Directory origin starts processing file before it is fully copied

asked 2020-10-03

Kunjutti

I have an origin 'Directory' which reads records from a csv file and writes it to database. The problem is, while the pipeline is running, if I copy a file to that directory, streamsets starts processing that file before it is fully copied and it leaves out some records. Since offset is marked for that file, it never gets picked up again and many records in the file remain unprocessed. This was encountered with files with huge number of records and also the pipeline is running while it is copied

1 Answer

answered 2020-10-06

Tim

Because a copy is not transactional in a file system, you must manage the transaction yourself. You should change the way files are placed in the directory being read. If your file system and method of access supports it, move the file into the target directory which results in a single transaction.

If you have no choice but to copy the file (e.g. when uploading through SFTP) then you should copy the file into a staging location or with a temporary name.
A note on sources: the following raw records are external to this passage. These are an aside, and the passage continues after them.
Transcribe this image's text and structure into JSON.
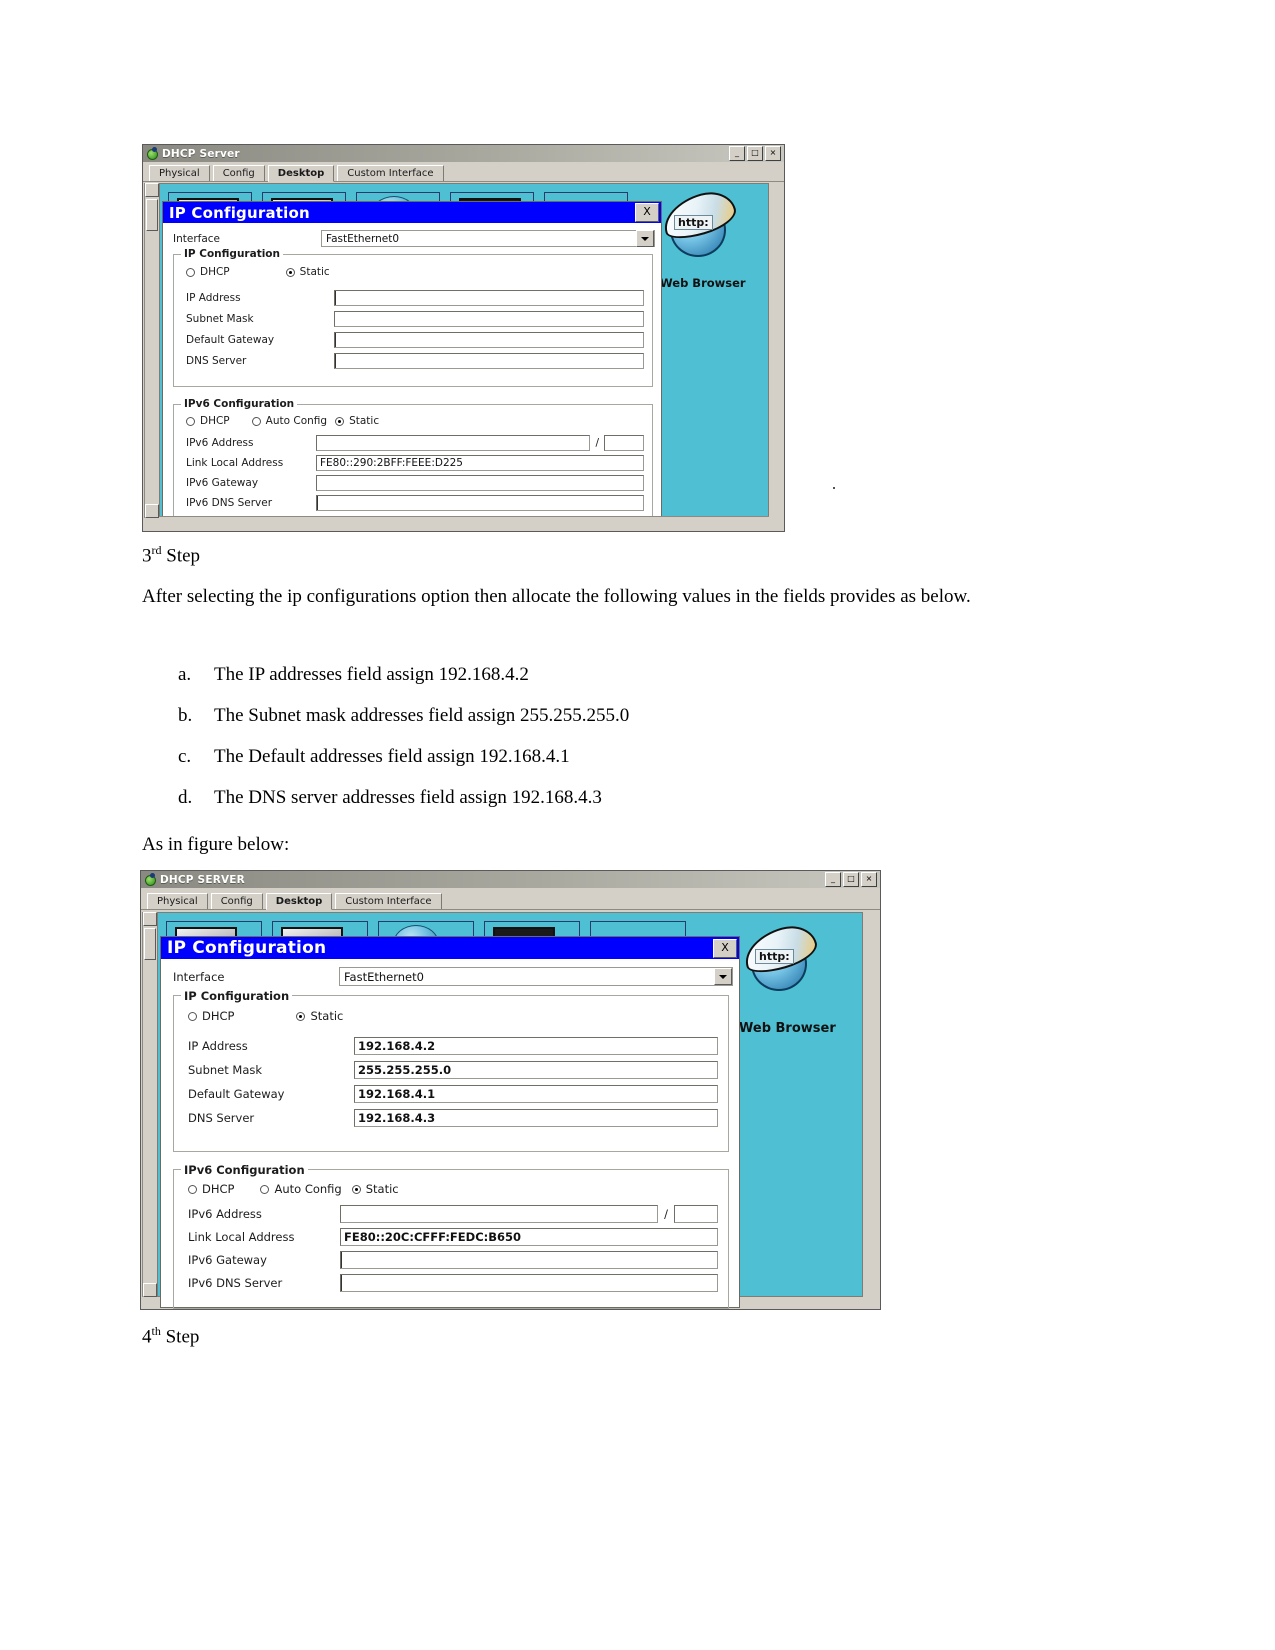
{
  "document": {
    "step3_heading": "3",
    "step3_sup": "rd",
    "step3_word": " Step",
    "paragraph": "After selecting the ip configurations option then allocate the following values in the fields provides as below.",
    "list": [
      {
        "marker": "a.",
        "text": "The IP addresses field assign 192.168.4.2"
      },
      {
        "marker": "b.",
        "text": "The Subnet mask addresses field assign 255.255.255.0"
      },
      {
        "marker": "c.",
        "text": "The Default addresses field assign 192.168.4.1"
      },
      {
        "marker": "d.",
        "text": "The DNS server addresses field assign 192.168.4.3"
      }
    ],
    "figure_caption": "As in figure below:",
    "step4_heading": "4",
    "step4_sup": "th",
    "step4_word": " Step"
  },
  "window_top": {
    "title": "DHCP Server",
    "window_buttons": [
      "_",
      "□",
      "×"
    ],
    "tabs": [
      {
        "label": "Physical",
        "active": false
      },
      {
        "label": "Config",
        "active": false
      },
      {
        "label": "Desktop",
        "active": true
      },
      {
        "label": "Custom Interface",
        "active": false
      }
    ],
    "browser_label": "Web Browser",
    "browser_http": "http:",
    "dialog": {
      "title": "IP Configuration",
      "close_label": "X",
      "interface_label": "Interface",
      "interface_value": "FastEthernet0",
      "ip_group": "IP Configuration",
      "radio_dhcp": "DHCP",
      "radio_static": "Static",
      "selected_mode": "Static",
      "fields": [
        {
          "label": "IP Address",
          "value": ""
        },
        {
          "label": "Subnet Mask",
          "value": ""
        },
        {
          "label": "Default Gateway",
          "value": ""
        },
        {
          "label": "DNS Server",
          "value": ""
        }
      ],
      "ipv6_group": "IPv6 Configuration",
      "ipv6_radio_dhcp": "DHCP",
      "ipv6_radio_auto": "Auto Config",
      "ipv6_radio_static": "Static",
      "ipv6_selected_mode": "Static",
      "ipv6_fields": [
        {
          "label": "IPv6 Address",
          "value": ""
        },
        {
          "label": "Link Local Address",
          "value": "FE80::290:2BFF:FEEE:D225"
        },
        {
          "label": "IPv6 Gateway",
          "value": ""
        },
        {
          "label": "IPv6 DNS Server",
          "value": ""
        }
      ],
      "prefix_separator": "/",
      "prefix_value": ""
    }
  },
  "window_bottom": {
    "title": "DHCP SERVER",
    "window_buttons": [
      "_",
      "□",
      "×"
    ],
    "tabs": [
      {
        "label": "Physical",
        "active": false
      },
      {
        "label": "Config",
        "active": false
      },
      {
        "label": "Desktop",
        "active": true
      },
      {
        "label": "Custom Interface",
        "active": false
      }
    ],
    "browser_label": "Web Browser",
    "browser_http": "http:",
    "dialog": {
      "title": "IP Configuration",
      "close_label": "X",
      "interface_label": "Interface",
      "interface_value": "FastEthernet0",
      "ip_group": "IP Configuration",
      "radio_dhcp": "DHCP",
      "radio_static": "Static",
      "selected_mode": "Static",
      "fields": [
        {
          "label": "IP Address",
          "value": "192.168.4.2"
        },
        {
          "label": "Subnet Mask",
          "value": "255.255.255.0"
        },
        {
          "label": "Default Gateway",
          "value": "192.168.4.1"
        },
        {
          "label": "DNS Server",
          "value": "192.168.4.3"
        }
      ],
      "ipv6_group": "IPv6 Configuration",
      "ipv6_radio_dhcp": "DHCP",
      "ipv6_radio_auto": "Auto Config",
      "ipv6_radio_static": "Static",
      "ipv6_selected_mode": "Static",
      "ipv6_fields": [
        {
          "label": "IPv6 Address",
          "value": ""
        },
        {
          "label": "Link Local Address",
          "value": "FE80::20C:CFFF:FEDC:B650"
        },
        {
          "label": "IPv6 Gateway",
          "value": ""
        },
        {
          "label": "IPv6 DNS Server",
          "value": ""
        }
      ],
      "prefix_separator": "/",
      "prefix_value": ""
    }
  }
}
Then rename the file to again make its appearance be a single transaction and touch it to update the date/timestamp.

This is required to work within the constraints of a file system. A partial copy can occur due to network error/disconnection during transmission. You must deliver the data being picked up by StreamSets in such a way as to avoid a lock or partial delivery.

Agree. I used Rsync to copy the files to the directory and the issue got resolved.

Kunjutti ( 2020-10-08 )
Asked: 2020-10-03 06:53:55 -0500